I complained about the cold all winter long, now I’m complaining about the heat. Isn’t there some place on this entire planet that’s livable all year round? Some place where it’s comfortable in the summer and winter, not too hot, not too cold – some place that is just right? Of course there is, Goldilocks, but you have to be a multi-millionaire to live there. Normal working stiffs, however, have as much of a chance of living on the beach in San Diego or Kauai as Paris Hilton has of winning the Nobel Prize for chemistry.
The rest of us are stuck in places where it is too hot in the summer and too cold in the winter. Or too cold or too hot all the time. Everyone tries to convince themselves that it’s not so bad, that they would never live anywhere else because there is no place like home.

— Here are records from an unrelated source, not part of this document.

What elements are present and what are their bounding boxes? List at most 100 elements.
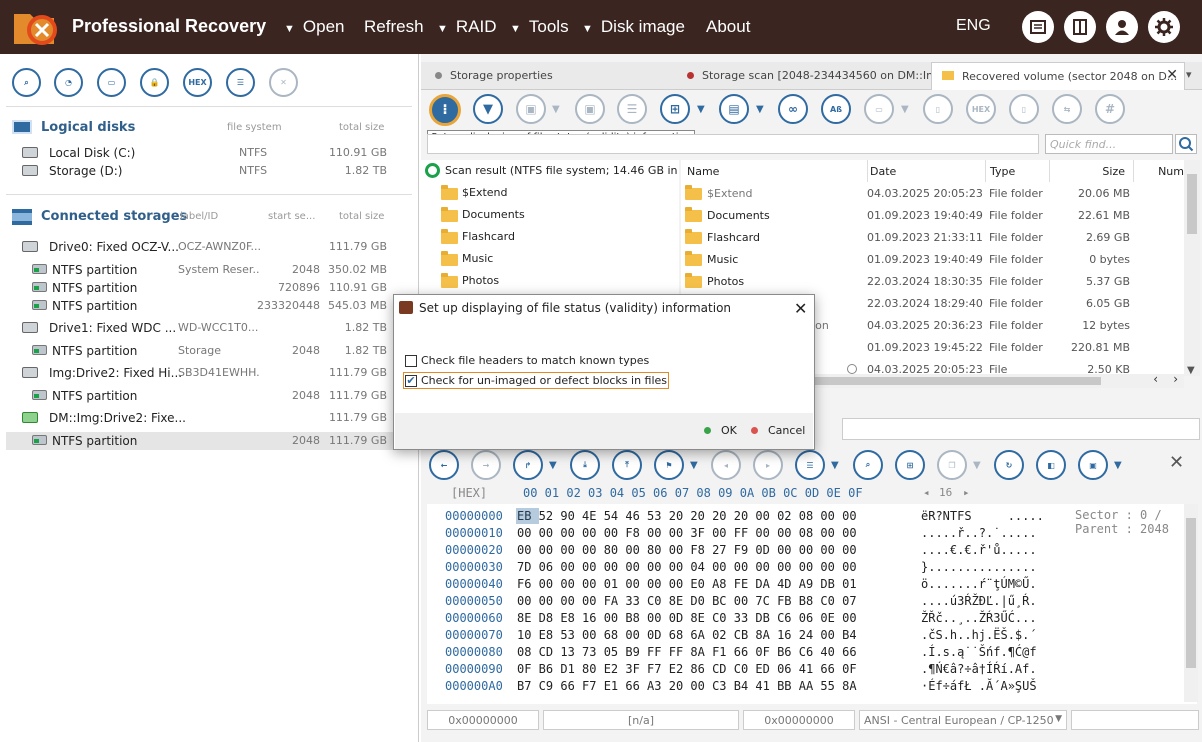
quick-find-input[interactable]: Quick find... bbox=[1045, 134, 1173, 154]
caret-down-icon[interactable]: ▼ bbox=[697, 104, 705, 115]
preview-button[interactable]: ▭ bbox=[864, 94, 894, 124]
settings-button[interactable] bbox=[1148, 11, 1180, 43]
case-button[interactable]: Aß bbox=[821, 94, 851, 124]
hex-row[interactable]: 00000020 00 00 00 00 80 00 80 00 F8 27 F9… bbox=[427, 543, 1187, 560]
tree-root[interactable]: Scan result (NTFS file system; 14.46 GB … bbox=[421, 160, 716, 182]
hex-row[interactable]: 00000070 10 E8 53 00 68 00 0D 68 6A 02 CB… bbox=[427, 628, 1187, 645]
view-mode-button[interactable]: ⊞ bbox=[660, 94, 690, 124]
save-all-button[interactable]: ▣ bbox=[575, 94, 605, 124]
logical-disk-row[interactable]: Local Disk (C:) NTFS 110.91 GB bbox=[6, 144, 412, 162]
hex-row[interactable]: 00000000 EB 52 90 4E 54 46 53 20 20 20 20… bbox=[427, 509, 1187, 526]
storage-row[interactable]: Drive1: Fixed WDC ... WD-WCC1T0... 1.82 TB bbox=[6, 319, 412, 337]
menu-disk-image[interactable]: ▼ Disk image bbox=[582, 17, 685, 37]
list-view-button[interactable]: ☰ bbox=[617, 94, 647, 124]
dialog-close-button[interactable]: ✕ bbox=[794, 299, 807, 318]
storage-row[interactable]: NTFS partition Storage 2048 1.82 TB bbox=[6, 342, 412, 360]
export-button[interactable]: ⇆ bbox=[1052, 94, 1082, 124]
file-list-vscroll[interactable]: ▼ bbox=[1184, 160, 1200, 376]
language-selector[interactable]: ENG bbox=[956, 17, 991, 35]
checkbox-check-headers[interactable] bbox=[405, 354, 417, 367]
page-next-icon[interactable]: ▸ bbox=[963, 486, 970, 499]
option-check-defect-blocks[interactable]: ✔ Check for un-imaged or defect blocks i… bbox=[403, 372, 670, 389]
hex-row[interactable]: 00000050 00 00 00 00 FA 33 C0 8E D0 BC 00… bbox=[427, 594, 1187, 611]
caret-down-icon[interactable]: ▼ bbox=[1114, 460, 1122, 471]
account-button[interactable] bbox=[1106, 11, 1138, 43]
hash-button[interactable]: # bbox=[1095, 94, 1125, 124]
find-button[interactable]: ∞ bbox=[778, 94, 808, 124]
search-storage-button[interactable]: ⌕ bbox=[12, 68, 41, 97]
tab-storage-scan[interactable]: Storage scan [2048-234434560 on DM::Im..… bbox=[683, 62, 947, 90]
reload-button[interactable]: ↻ bbox=[994, 450, 1024, 480]
storage-row[interactable]: Img:Drive2: Fixed Hi... SB3D41EWHH... 111.… bbox=[6, 364, 412, 382]
print-button[interactable]: ▯ bbox=[1009, 94, 1039, 124]
scroll-left-icon[interactable]: ‹ bbox=[1153, 372, 1158, 386]
save-button[interactable]: ▣ bbox=[516, 94, 546, 124]
tree-folder-item[interactable]: Music bbox=[421, 248, 679, 270]
logical-disk-row[interactable]: Storage (D:) NTFS 1.82 TB bbox=[6, 162, 412, 180]
hex-save-button[interactable]: ▣ bbox=[1078, 450, 1108, 480]
storage-row[interactable]: Drive0: Fixed OCZ-V... OCZ-AWNZ0F... 111.7… bbox=[6, 238, 412, 256]
checkbox-check-defect-blocks[interactable]: ✔ bbox=[405, 374, 417, 387]
copy-button[interactable]: ❐ bbox=[937, 450, 967, 480]
storage-row[interactable]: NTFS partition 2048 111.79 GB bbox=[6, 432, 412, 450]
bookmark-button[interactable]: ⚑ bbox=[654, 450, 684, 480]
menu-refresh[interactable]: Refresh bbox=[364, 17, 424, 37]
caret-down-icon[interactable]: ▼ bbox=[831, 460, 839, 471]
storage-row[interactable]: NTFS partition 233320448 545.03 MB bbox=[6, 297, 412, 315]
close-storage-button[interactable]: ✕ bbox=[269, 68, 298, 97]
upload-button[interactable]: ⤒ bbox=[612, 450, 642, 480]
file-status-button[interactable]: ⁝ bbox=[429, 94, 461, 126]
encoding-select[interactable]: ANSI - Central European / CP-1250 ▼ bbox=[859, 710, 1067, 730]
tree-folder-item[interactable]: Flashcard bbox=[421, 226, 679, 248]
option-check-headers[interactable]: Check file headers to match known types bbox=[405, 354, 649, 367]
hex-row[interactable]: 00000040 F6 00 00 00 01 00 00 00 E0 A8 FE… bbox=[427, 577, 1187, 594]
storage-row[interactable]: NTFS partition 2048 111.79 GB bbox=[6, 387, 412, 405]
ok-button[interactable]: OK bbox=[704, 424, 737, 437]
quick-find-button[interactable] bbox=[1175, 134, 1197, 154]
col-name[interactable]: Name bbox=[687, 160, 863, 182]
scroll-thumb[interactable] bbox=[1186, 518, 1196, 668]
caret-down-icon[interactable]: ▼ bbox=[901, 104, 909, 115]
prev-block-button[interactable]: ◂ bbox=[711, 450, 741, 480]
caret-down-icon[interactable]: ▼ bbox=[973, 460, 981, 471]
split-view-button[interactable]: ◧ bbox=[1036, 450, 1066, 480]
file-row[interactable]: $Extend 04.03.2025 20:05:23 File folder 20.… bbox=[681, 182, 1184, 204]
document-button[interactable]: ▯ bbox=[923, 94, 953, 124]
hex-row[interactable]: 00000030 7D 06 00 00 00 00 00 00 04 00 00… bbox=[427, 560, 1187, 577]
hex-row[interactable]: 00000080 08 CD 13 73 05 B9 FF FF 8A F1 66… bbox=[427, 645, 1187, 662]
hex-view-button[interactable]: HEX bbox=[966, 94, 996, 124]
menu-about[interactable]: About bbox=[706, 17, 750, 37]
tab-list-icon[interactable]: ▾ bbox=[1186, 68, 1192, 81]
structure-button[interactable]: ⊞ bbox=[895, 450, 925, 480]
columns-button[interactable]: ▤ bbox=[719, 94, 749, 124]
caret-down-icon[interactable]: ▼ bbox=[549, 460, 557, 471]
caret-down-icon[interactable]: ▼ bbox=[756, 104, 764, 115]
scroll-thumb[interactable] bbox=[1187, 174, 1197, 234]
layout-button[interactable]: ☰ bbox=[795, 450, 825, 480]
log-button[interactable] bbox=[1022, 11, 1054, 43]
hex-vscroll[interactable] bbox=[1184, 504, 1198, 702]
scan-button[interactable]: ◔ bbox=[54, 68, 83, 97]
cancel-button[interactable]: Cancel bbox=[751, 424, 805, 437]
menu-raid[interactable]: ▼ RAID bbox=[437, 17, 497, 37]
tree-folder-item[interactable]: $Extend bbox=[421, 182, 679, 204]
close-tab-icon[interactable]: ✕ bbox=[1166, 67, 1178, 83]
hex-row[interactable]: 000000A0 B7 C9 66 F7 E1 66 A3 20 00 C3 B4… bbox=[427, 679, 1187, 696]
caret-down-icon[interactable]: ▼ bbox=[690, 460, 698, 471]
scroll-right-icon[interactable]: › bbox=[1173, 372, 1178, 386]
storage-row[interactable]: NTFS partition System Reser... 2048 350.02 … bbox=[6, 261, 412, 279]
goto-button[interactable]: ↱ bbox=[513, 450, 543, 480]
hex-row[interactable]: 00000090 0F B6 D1 80 E2 3F F7 E2 86 CD C0… bbox=[427, 662, 1187, 679]
col-type[interactable]: Type bbox=[985, 160, 1047, 182]
tree-folder-item[interactable]: Documents bbox=[421, 204, 679, 226]
hex-button[interactable]: HEX bbox=[183, 68, 212, 97]
filter-button[interactable]: ▼ bbox=[473, 94, 503, 124]
caret-down-icon[interactable]: ▼ bbox=[552, 104, 560, 115]
tab-recovered-volume[interactable]: Recovered volume (sector 2048 on D... ✕ bbox=[931, 62, 1185, 90]
lock-button[interactable]: 🔒 bbox=[140, 68, 169, 97]
back-button[interactable]: ← bbox=[429, 450, 459, 480]
menu-open[interactable]: ▼ Open bbox=[284, 17, 344, 37]
forward-button[interactable]: → bbox=[471, 450, 501, 480]
hex-search-button[interactable]: ⌕ bbox=[853, 450, 883, 480]
open-files-button[interactable]: ▭ bbox=[97, 68, 126, 97]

I talk to people all the time who say they would never move to Florida or Arizona. “We’re not Florida people,” they say. “We like the four seasons.” I run into them a year later and they’re as tan as Louis Vuitton bag and they’ve bought a place in Sarasota or Tempe.

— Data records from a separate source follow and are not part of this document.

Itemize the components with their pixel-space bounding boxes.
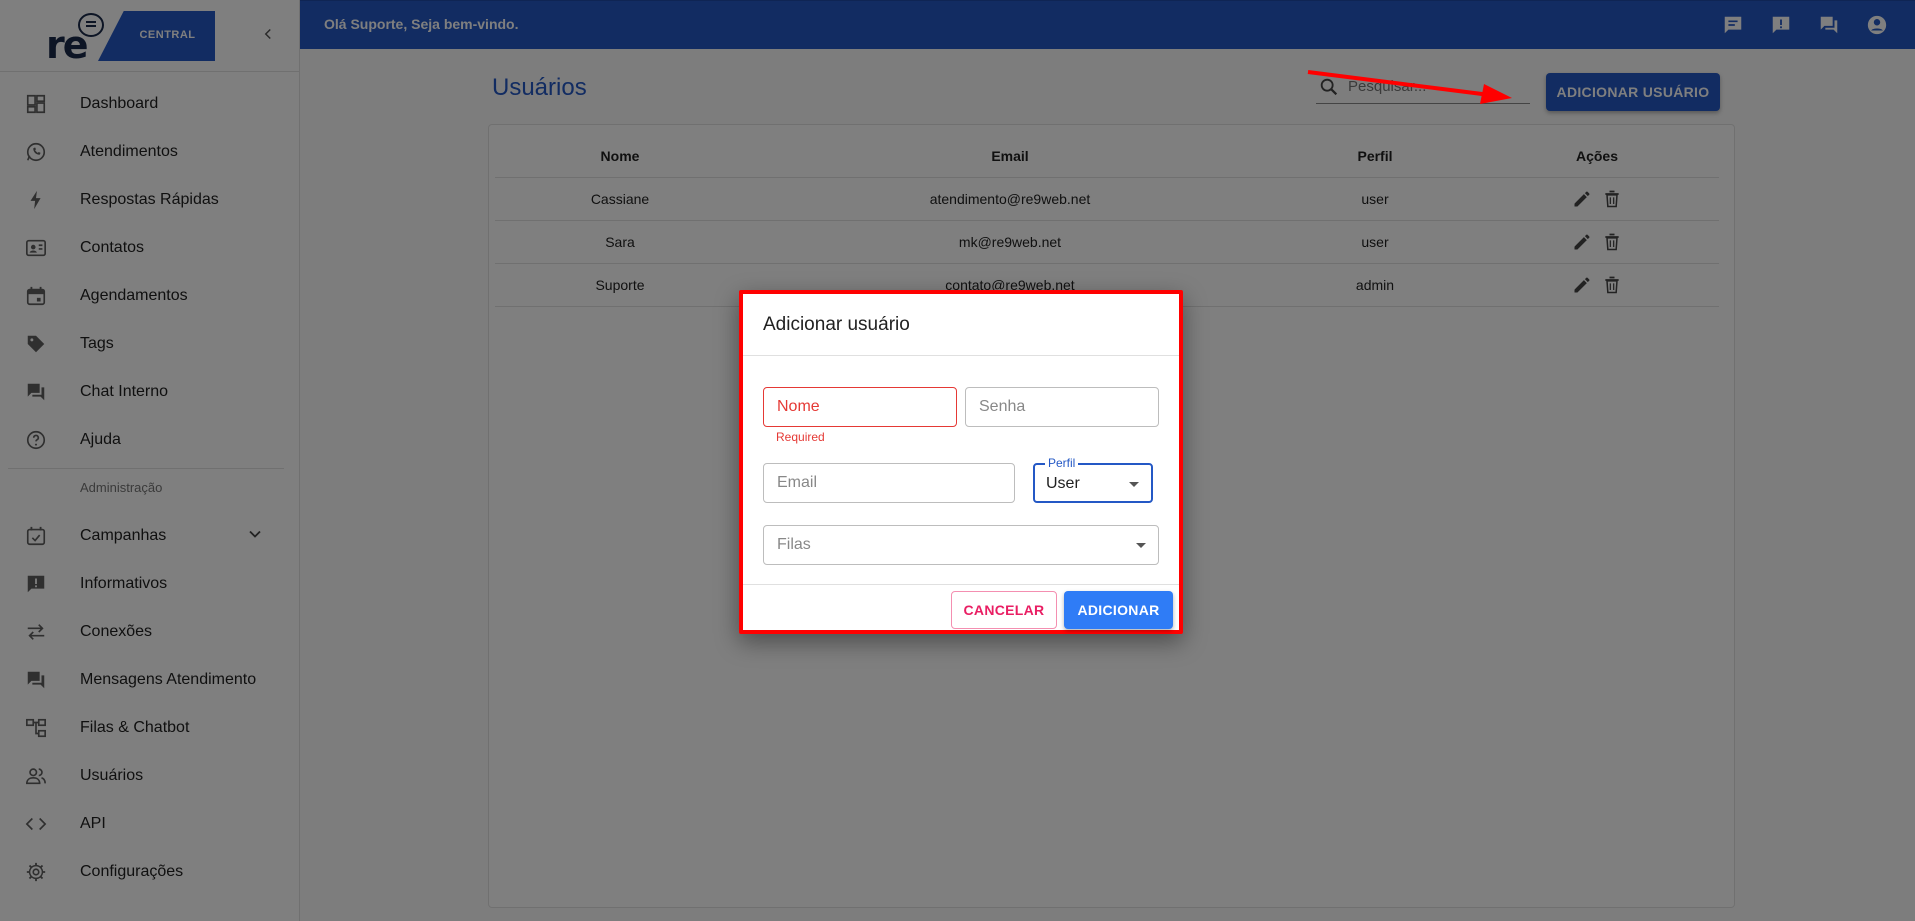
add-user-dialog: Adicionar usuário Nome Required Senha Em… <box>739 290 1183 634</box>
filas-select[interactable]: Filas <box>763 525 1159 565</box>
cancel-button[interactable]: CANCELAR <box>951 591 1057 629</box>
filas-placeholder: Filas <box>777 536 811 553</box>
dialog-title: Adicionar usuário <box>763 314 910 335</box>
email-field[interactable]: Email <box>763 463 1015 503</box>
dropdown-arrow-icon <box>1129 482 1139 487</box>
perfil-value: User <box>1046 475 1080 492</box>
senha-placeholder: Senha <box>979 398 1026 415</box>
add-button[interactable]: ADICIONAR <box>1064 591 1173 629</box>
dialog-divider <box>743 584 1179 585</box>
dropdown-arrow-icon <box>1136 543 1146 548</box>
senha-field[interactable]: Senha <box>965 387 1159 427</box>
nome-error-text: Required <box>776 430 825 444</box>
nome-placeholder: Nome <box>777 398 820 415</box>
nome-field[interactable]: Nome <box>763 387 957 427</box>
dialog-divider <box>743 355 1179 356</box>
email-placeholder: Email <box>777 474 818 491</box>
perfil-select[interactable]: Perfil User <box>1033 456 1153 503</box>
perfil-label: Perfil <box>1045 456 1079 470</box>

“I thought you weren’t snowbird people?”
“Oh, we didn’t move for the weather. We just want to be close to the grandkids.”
“But your grandkids live in Winnipeg.”
“Yes, now they have a place to come visit us in the winter.”
My cousin Louise calls me from Saute Pan Valley in the middle of the Southwestern desert where she lives year round. She says it’s really not so bad in the summer.
“It’s not the heat, it’s the humidity.”
I hate to break it to her, but it is the heat. Trust me, you can burn a tray of cookies to a flaming crisp in a very dry heat. I did use a pitcher of humidity to put them out, though.
Saute Pan Valley is east of Near Death Valley and south of Heat Stroke Valley. There is no water within 500 miles in any direction. It was founded in 1992 and now has a population of 250,000.
Since the weather is wonderful in the Saute Pan Valley from October to March, Louise has brainwashed herself into thinking it’s also wonderful in July. It is not, unless you are a Gila monster or a roadrunner. Louise used to be a blonde from Wisconsin who had skin the color of a Band Aid. After living in Phoenix for 10 years, she’s more the color of crispy bacon fat. She doesn’t seem to notice difference.
“Haven’t you ever heard of sunscreen?” I asked.
“I’m their biggest customer,” she said. “I buy it by the gallon. Otherwise my skin would be as tough as a cowhand’s.” Yeah, not smooth like beef jerky the way it is now. The good news is that she doesn’t have to file her nails anymore. Just scratching the back of her neck a few times a week must keep them smooth and snag free.
I won’t bring up the time she burned the back of her thighs sliding onto a hot car seat while wearing shorts. We pretend not to notice the skin grafts. For weeks her car smelled like there was someone grilling a steak in the back seat. She’s started keep a cooler with ice in the car so any fresh food she buys wouldn’t cook between the time she turns the key and they time the air conditioning kicks in. In those 35 seconds, butter could melt, milk could curdle, lettuce could wilt. For six months she dashes from her door to the car before the sun can hammer her into the ground.
But when she calls me to wish me Merry Christmas from deck of her pool, when she tells me she’s grilling hamburgers outdoors in February while I’m watching the snowplow go by, when I realize she’s using sunscreen in March, I start to wonder how much I really like four seasons. Maybe two is enough.